Ann Surg. 2016 May;263(5):942-8. doi: 10.1097/SLA.0000000000001489.
To identify miRNA markers useful for esophageal squamous cell carcinoma (ESCC) neoadjuvant chemoradiotherapy (neo-CRT) response prediction.
Neo-CRT followed by surgery improves ESCC patients' survival compared with surgery alone. However, CRT outcomes are heterogeneous, and no current methods can predict CRT responses.
Differentially expressed miRNAs between ESCC pathological responders and nonresponders after neo-CRT were identified by miRNA profiling and verified by real-time quantitative polymerase chain reaction (qPCR) of 27 ESCCs in the training set. Several class prediction algorithms were used to build the response-classifying models with the qPCR data.
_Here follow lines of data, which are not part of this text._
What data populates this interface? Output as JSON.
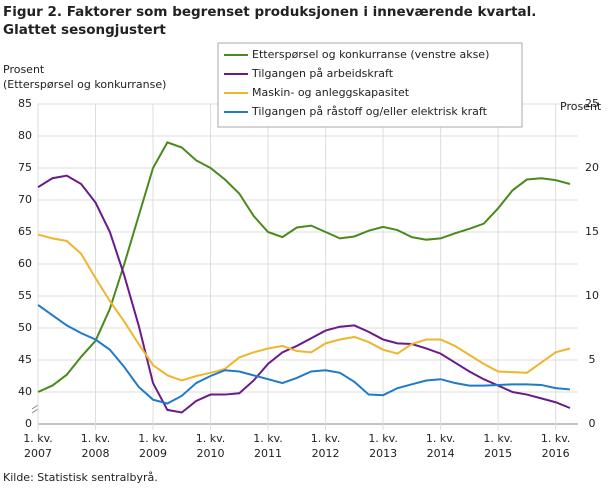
{
  "chart_data": {
    "type": "line",
    "title": "Figur 2. Faktorer som begrenset produksjonen i inneværende kvartal. Glattet sesongjustert",
    "y_label": "Prosent\n(Etterspørsel  og konkurranse)",
    "y2_label": "Prosent",
    "source": "Kilde: Statistisk sentralbyrå.",
    "categories": [
      "1. kv.\n2007",
      null,
      null,
      null,
      "1. kv.\n2008",
      null,
      null,
      null,
      "1. kv.\n2009",
      null,
      null,
      null,
      "1. kv.\n2010",
      null,
      null,
      null,
      "1. kv.\n2011",
      null,
      null,
      null,
      "1. kv.\n2012",
      null,
      null,
      null,
      "1. kv.\n2013",
      null,
      null,
      null,
      "1. kv.\n2014",
      null,
      null,
      null,
      "1. kv.\n2015",
      null,
      null,
      null,
      "1. kv.\n2016",
      null
    ],
    "ylim": [
      0,
      85
    ],
    "yticks": [
      0,
      40,
      45,
      50,
      55,
      60,
      65,
      70,
      75,
      80,
      85
    ],
    "y_axis_break": true,
    "y2lim": [
      0,
      25
    ],
    "y2ticks": [
      0,
      5,
      10,
      15,
      20,
      25
    ],
    "grid": true,
    "series": [
      {
        "name": "Etterspørsel og konkurranse (venstre akse)",
        "color": "#4a8a1c",
        "values": [
          40,
          41,
          42.7,
          45.5,
          48,
          53,
          60,
          67.5,
          75,
          79,
          78.2,
          76.2,
          75,
          73.2,
          71,
          67.5,
          65,
          64.2,
          65.7,
          66,
          65,
          64,
          64.3,
          65.2,
          65.8,
          65.3,
          64.2,
          63.8,
          64,
          64.8,
          65.5,
          66.3,
          68.7,
          71.5,
          73.2,
          73.4,
          73.1,
          72.5
        ]
      },
      {
        "name": "Tilgangen på arbeidskraft",
        "color": "#6a1b8a",
        "axis": "y2",
        "values": [
          18.5,
          19.2,
          19.4,
          18.75,
          17.3,
          15,
          11.6,
          7.7,
          3.2,
          1.1,
          0.9,
          1.8,
          2.3,
          2.3,
          2.4,
          3.4,
          4.7,
          5.6,
          6.1,
          6.7,
          7.3,
          7.6,
          7.7,
          7.2,
          6.6,
          6.3,
          6.25,
          5.9,
          5.5,
          4.8,
          4.1,
          3.5,
          3,
          2.5,
          2.3,
          2,
          1.7,
          1.25
        ]
      },
      {
        "name": "Maskin- og anleggskapasitet",
        "color": "#f0b52e",
        "axis": "y2",
        "values": [
          14.8,
          14.5,
          14.3,
          13.3,
          11.4,
          9.6,
          8,
          6.25,
          4.6,
          3.8,
          3.4,
          3.75,
          4,
          4.3,
          5.2,
          5.6,
          5.9,
          6.1,
          5.7,
          5.6,
          6.3,
          6.6,
          6.8,
          6.4,
          5.8,
          5.5,
          6.25,
          6.6,
          6.6,
          6.1,
          5.4,
          4.7,
          4.1,
          4.05,
          4,
          4.8,
          5.6,
          5.9
        ]
      },
      {
        "name": "Tilgangen på råstoff og/eller elektrisk kraft",
        "color": "#1f7ac8",
        "axis": "y2",
        "values": [
          9.3,
          8.5,
          7.7,
          7.1,
          6.6,
          5.8,
          4.45,
          2.9,
          1.9,
          1.6,
          2.2,
          3.2,
          3.75,
          4.2,
          4.1,
          3.8,
          3.5,
          3.2,
          3.6,
          4.1,
          4.2,
          4,
          3.3,
          2.3,
          2.25,
          2.8,
          3.1,
          3.4,
          3.5,
          3.2,
          3,
          3,
          3.05,
          3.1,
          3.1,
          3.05,
          2.8,
          2.7
        ]
      }
    ]
  }
}
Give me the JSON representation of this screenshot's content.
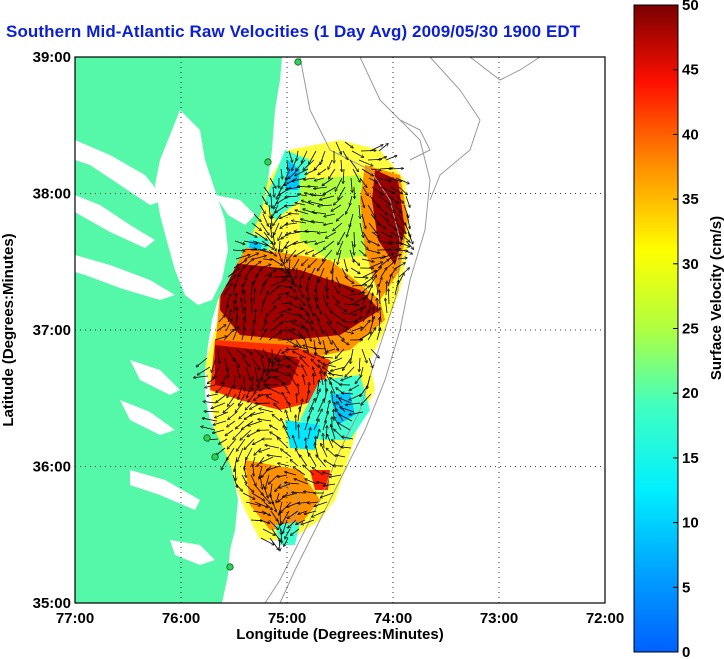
{
  "title": "Southern Mid-Atlantic Raw Velocities (1 Day Avg) 2009/05/30 1900 EDT",
  "map": {
    "xlabel": "Longitude (Degrees:Minutes)",
    "ylabel": "Latitude (Degrees:Minutes)",
    "lon_range": [
      -77,
      -72
    ],
    "lat_range": [
      35,
      39
    ],
    "x_ticks": [
      "77:00",
      "76:00",
      "75:00",
      "74:00",
      "73:00",
      "72:00"
    ],
    "y_ticks": [
      "39:00",
      "38:00",
      "37:00",
      "36:00",
      "35:00"
    ],
    "grid": "dotted",
    "land_color": "#55f7a8",
    "water_color": "#ffffff",
    "isobath_color": "#9a9a9a",
    "vector_color": "#000000"
  },
  "colorbar": {
    "label": "Surface Velocity (cm/s)",
    "range": [
      0,
      50
    ],
    "ticks": [
      "50",
      "45",
      "40",
      "35",
      "30",
      "25",
      "20",
      "15",
      "10",
      "5",
      "0"
    ],
    "colormap": "jet"
  }
}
Predictive powers of the models were further assessed with a second set of 79 ESCCs.
Ten miRNAs with greater than a 1.5-fold change between pathological responders and nonresponders were identified and verified, respectively. A support vector machine (SVM) prediction model, composed of 4 miRNAs (miR-145-5p, miR-152, miR-193b-3p, and miR-376a-3p), were developed. It provided overall accuracies of 100% and 87.3% for discriminating pathological responders and nonresponders in the training and external validation sets, respectively. In multivariate analysis, the subgroup determined by the SVM model was the only independent factor significantly associated with neo-CRT response in the external validation sets.
Combined qPCR of the 4 miRNAs provides the possibility of ESCC neo-CRT response prediction, which may facilitate individualized ESCC treatment. Further prospective validation in larger independent cohorts is necessary to fully assess its predictive power.
确定可用于预测食管鳞状细胞癌(ESCC)新辅助放化疗(neo-CRT)疗效的微小RNA(miRNA)标志物。
与单纯手术相比,neo-CRT后再行手术可提高ESCC患者的生存率。然而,CRT的疗效存在异质性,目前尚无方法可预测CRT疗效。
通过miRNA谱分析鉴定neo-CRT后ESCC病理反应者和无反应者之间差异表达的miRNA,并在训练集中对27例ESCC进行实时定量聚合酶链反应(qPCR)验证。使用几种分类预测算法,根据qPCR数据建立反应分类模型。用另一组79例ESCC进一步评估模型的预测能力。
分别鉴定并验证了病理反应者和无反应者之间变化大于1.5倍的10种miRNA。开发了一种由4种miRNA(miR-145-5p、miR-152、miR-193b-3p和miR-376a-3p)组成的支持向量机(SVM)预测模型。在训练集和外部验证集中,该模型区分病理反应者和无反应者的总体准确率分别为100%和87.3%。在多变量分析中,SVM模型确定的亚组是外部验证集中与neo-CRT疗效显著相关的唯一独立因素。
联合检测这4种miRNA的qPCR为预测ESCC的neo-CRT疗效提供了可能,这可能有助于ESCC的个体化治疗。需要在更大的独立队列中进行进一步的前瞻性验证,以充分评估其预测能力。